Though she stood a few inches taller, Claire Naisbitt seemed cast in her mother’s image. She was petite and had blond hair and moist green eyes, and there were freckles dusted lightly across the bridge of her nose. She was a pretty girl, “a girl you’d see and not soon forget,” recalled a high school classmate. Of the Naisbitt children Claire, now twenty-two, had always been the achiever: the cheerleader, the honor society member, the class officer, the award winner. At home she was the peacemaker among her brothers. But beneath her tact and achievements and appealing face lay concealed a certain
soft sensitivity. She was quick to make someone feel better with a card or a kind word; she never forgot a birthday and was hurt if someone forgot hers.
Two weeks prior to her parents’ trip to Hong Kong, Claire felt moved to write them a note. It was something she did occasionally, a thoughtful reminder to her parents of how much she loved and appreciated them. The note remained unwritten, however, until the day before their departure, when she finally sat down and wrote a card to her parents. At the airport to see them off, she handed the sealed card to her parents. It simply wished them a safe trip and added, “I just wanted you to know how much I love both of you.”

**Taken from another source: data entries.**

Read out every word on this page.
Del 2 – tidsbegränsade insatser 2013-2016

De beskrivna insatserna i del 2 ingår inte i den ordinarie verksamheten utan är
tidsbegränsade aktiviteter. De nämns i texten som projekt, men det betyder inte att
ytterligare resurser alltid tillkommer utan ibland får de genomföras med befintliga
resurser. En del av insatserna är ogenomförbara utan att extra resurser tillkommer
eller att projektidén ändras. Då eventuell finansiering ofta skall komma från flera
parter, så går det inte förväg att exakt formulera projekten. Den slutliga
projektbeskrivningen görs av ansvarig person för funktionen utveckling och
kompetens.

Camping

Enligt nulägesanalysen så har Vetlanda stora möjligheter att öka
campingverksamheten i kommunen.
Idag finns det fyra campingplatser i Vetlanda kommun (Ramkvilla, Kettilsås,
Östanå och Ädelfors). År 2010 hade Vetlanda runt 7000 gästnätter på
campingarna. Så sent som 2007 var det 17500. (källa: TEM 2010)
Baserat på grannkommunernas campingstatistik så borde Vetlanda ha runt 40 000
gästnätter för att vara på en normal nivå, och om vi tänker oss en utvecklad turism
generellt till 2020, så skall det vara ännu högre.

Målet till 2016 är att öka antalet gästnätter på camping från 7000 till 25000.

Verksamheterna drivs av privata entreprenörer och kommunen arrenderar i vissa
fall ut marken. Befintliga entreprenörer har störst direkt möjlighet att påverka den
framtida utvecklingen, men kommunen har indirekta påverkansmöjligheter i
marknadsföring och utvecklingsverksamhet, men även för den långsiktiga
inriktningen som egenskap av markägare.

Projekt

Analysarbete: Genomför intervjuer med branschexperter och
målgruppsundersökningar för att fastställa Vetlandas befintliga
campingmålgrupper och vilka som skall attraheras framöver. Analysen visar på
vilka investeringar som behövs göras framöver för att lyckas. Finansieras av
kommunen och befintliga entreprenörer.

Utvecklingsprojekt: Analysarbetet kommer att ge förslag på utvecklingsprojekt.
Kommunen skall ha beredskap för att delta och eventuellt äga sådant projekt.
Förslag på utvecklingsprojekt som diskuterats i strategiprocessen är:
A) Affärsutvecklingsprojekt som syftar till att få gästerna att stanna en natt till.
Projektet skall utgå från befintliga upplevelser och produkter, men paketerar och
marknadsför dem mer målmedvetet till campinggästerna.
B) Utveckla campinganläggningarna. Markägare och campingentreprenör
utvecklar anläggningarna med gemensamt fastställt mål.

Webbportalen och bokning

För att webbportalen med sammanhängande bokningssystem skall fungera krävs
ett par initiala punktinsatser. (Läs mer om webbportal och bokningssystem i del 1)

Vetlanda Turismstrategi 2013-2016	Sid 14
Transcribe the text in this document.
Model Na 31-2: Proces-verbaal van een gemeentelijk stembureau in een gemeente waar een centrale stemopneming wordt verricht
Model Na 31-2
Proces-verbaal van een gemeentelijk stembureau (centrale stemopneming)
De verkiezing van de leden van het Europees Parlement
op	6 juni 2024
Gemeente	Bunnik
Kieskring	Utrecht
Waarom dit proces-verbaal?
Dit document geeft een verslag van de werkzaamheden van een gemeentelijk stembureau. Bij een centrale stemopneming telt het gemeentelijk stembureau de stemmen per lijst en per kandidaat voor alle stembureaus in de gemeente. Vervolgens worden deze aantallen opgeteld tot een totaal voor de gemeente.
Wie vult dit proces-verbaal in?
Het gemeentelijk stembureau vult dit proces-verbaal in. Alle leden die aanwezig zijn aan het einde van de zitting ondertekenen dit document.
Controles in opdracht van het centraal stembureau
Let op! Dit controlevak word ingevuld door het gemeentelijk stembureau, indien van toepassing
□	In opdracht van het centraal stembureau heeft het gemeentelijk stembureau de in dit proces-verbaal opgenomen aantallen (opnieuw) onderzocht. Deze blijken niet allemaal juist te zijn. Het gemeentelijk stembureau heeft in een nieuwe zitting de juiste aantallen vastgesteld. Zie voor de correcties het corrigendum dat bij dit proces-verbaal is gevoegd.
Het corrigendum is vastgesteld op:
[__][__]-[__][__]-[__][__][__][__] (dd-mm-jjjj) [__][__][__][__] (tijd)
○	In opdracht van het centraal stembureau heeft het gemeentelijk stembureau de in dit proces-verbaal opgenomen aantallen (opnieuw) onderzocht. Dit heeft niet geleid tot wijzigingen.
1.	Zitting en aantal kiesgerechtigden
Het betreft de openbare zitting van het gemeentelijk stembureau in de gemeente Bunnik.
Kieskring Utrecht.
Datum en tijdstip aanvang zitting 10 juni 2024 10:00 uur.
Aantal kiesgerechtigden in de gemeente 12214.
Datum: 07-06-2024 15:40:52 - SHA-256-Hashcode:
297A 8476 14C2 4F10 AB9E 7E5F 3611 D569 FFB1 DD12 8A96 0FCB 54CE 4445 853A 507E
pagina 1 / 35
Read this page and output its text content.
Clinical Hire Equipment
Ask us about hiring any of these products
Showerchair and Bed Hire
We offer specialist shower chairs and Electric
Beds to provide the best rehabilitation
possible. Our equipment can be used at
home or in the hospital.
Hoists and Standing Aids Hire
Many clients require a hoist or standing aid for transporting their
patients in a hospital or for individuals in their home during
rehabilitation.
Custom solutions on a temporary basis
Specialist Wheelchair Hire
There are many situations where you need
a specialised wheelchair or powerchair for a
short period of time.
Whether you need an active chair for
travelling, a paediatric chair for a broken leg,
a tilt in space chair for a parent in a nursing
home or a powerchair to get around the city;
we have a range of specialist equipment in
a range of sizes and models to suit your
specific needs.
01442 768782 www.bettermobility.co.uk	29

Claire had envisioned her parents in the air, opening the note and merely smiling to each other as they began their trip to the Orient. But after the last passenger had boarded, and Claire stood at the window, waiting for the plane to take off, she was surprised to see her mother coming back off the plane. Carol ran inside the terminal and hurried up to her daughter.
“What in the world are you doing?” Claire laughed.
Her mother hugged her. “I just wanted to tell you how much we love you. Claire, honey, that was the sweetest note.”
“Oh, that’s just how I feel,” said Claire.
“Well, it was thoughtful of you to do it. You’re mighty special to us.”
“You’d better hurry,” Claire cried, “You’re going to miss your plane!”
“Oh, they’ll wait,” said her mother. She kissed Claire and started toward the ramp. “We’ll see you in a couple of weeks.”
Claire waved and yelled, “Have fun!” She was glad she had written the note.